Philippe Bernard : Scotland Yard a annoncé qu’il connaissait les identités et les rendrait publiques « dès que ce serait opérationnellement possible ». Selon des sources sécuritaires à Dublin, l’un des assaillants portait une pièce d’identité émise par la République d’Irlande. L’organisation Etat islamique a revendiqué l’attentat dimanche soir, mais rien, à ce stade, ne permet de connaître le degré de sérieux de cette revendication.

Etienne : L’Angleterre semble être devenue une cible privilégiée de l’EI ces derniers mois. Est-ce le fruit du hasard que trois attaques aient eu lieu en si peu de temps dans un même pays ou y a-t-il eu des consignes particulières des dirigeants de l’EI ? Cela reflète-t-il de véritables failles dans la sécurité intérieure britannique ?

Philippe Bernard : Effectivement, le Royaume-Uni a été visé par trois attaques terroristes en soixante-treize jours (sur le pont de Westminster, le 22 mars ; à Manchester, le 22 mai ; sur le London Bridge, le 3 juin), qui ont causé au total la mort de trente-trois personnes. Rien, pour l’instant, si ce n’est la chronologie, ne corrobore l’hypothèse d’une stratégie visant spécifiquement le pays. Theresa May a déclaré que les trois attentats n’étaient pas reliés par un réseau, mais seulement par « l’idéologie islamiste ». Les Britanniques, qui se vantaient jusqu’alors d’avoir les meilleurs services de renseignement du monde, en doutent désormais. Le fait que plusieurs des auteurs aient fait, dans le passé, l’objet d’un signalement à la police sans effet notable, est évidemment au cœur du débat actuel, à trois jours d’élections législatives cruciales, jeudi 8 juin.

Thomas : Le Royaume-Uni combat-il l’Etat Islamique sur le terrain ?

Philippe Bernard : Le Royaume-Uni participe aux frappes en Syrie, à l’instar de la France, et plusieurs centaines de ses ressortissants sont allées faire le djihad en Syrie. Sur les huit cent cinquante Britanniques partis combattre, le tiers serait mort et la moitié serait revenue avec souvent des connaissances en matière d’explosifs.

Nicolas : Au-delà des mots (« enough is enough »), quels sont les leviers concrets sur lesquels Theresa May peut encore jouer pour combattre le terrorisme sur le sol britannique ?

Philippe Bernard : En 2015, le gouvernement du conservateur David Cameron, dont Theresa May était ministre de l’intérieur, a tenté, en vain, de faire voter une loi plus répressive en matière de lutte contre le terrorisme. Il a largement échoué, non seulement à cause de son alliance avec les libéraux-démocrates, ardents défenseurs des libertés publiques, mais parce que son projet heurtait le principe de liberté d’expression, auquel les Britanniques sont viscéralement attachés.
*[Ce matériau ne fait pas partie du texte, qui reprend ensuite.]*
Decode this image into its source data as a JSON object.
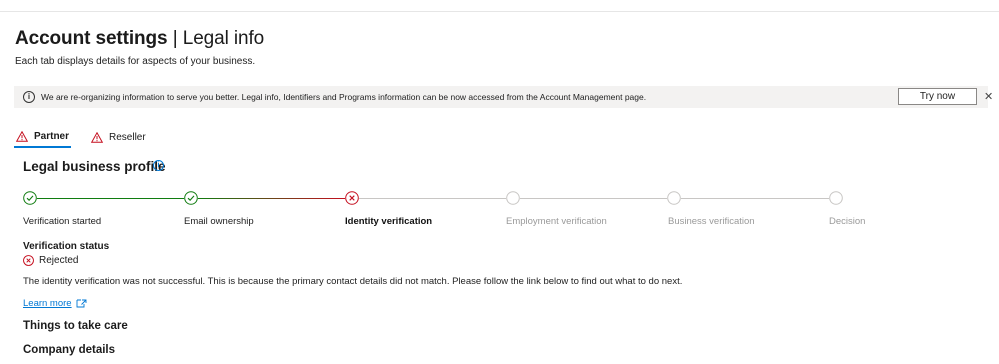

Le texte visait à incriminer « l’extrémisme non violent », autrement dit les discours appelant à la haine tenus par des gens qui ne sont pas passés à l’acte. Les réticences politiques et l’impossibilité de s’accorder sur une définition juridique de cet « extrémisme non violent » ont eu raison de ce projet de loi. C’est probablement ce type de texte que Theresa May va relancer. Par ailleurs, le rôle des réseaux sociaux dans la diffusion de messages haineux constitue une autre des cibles de la première ministre.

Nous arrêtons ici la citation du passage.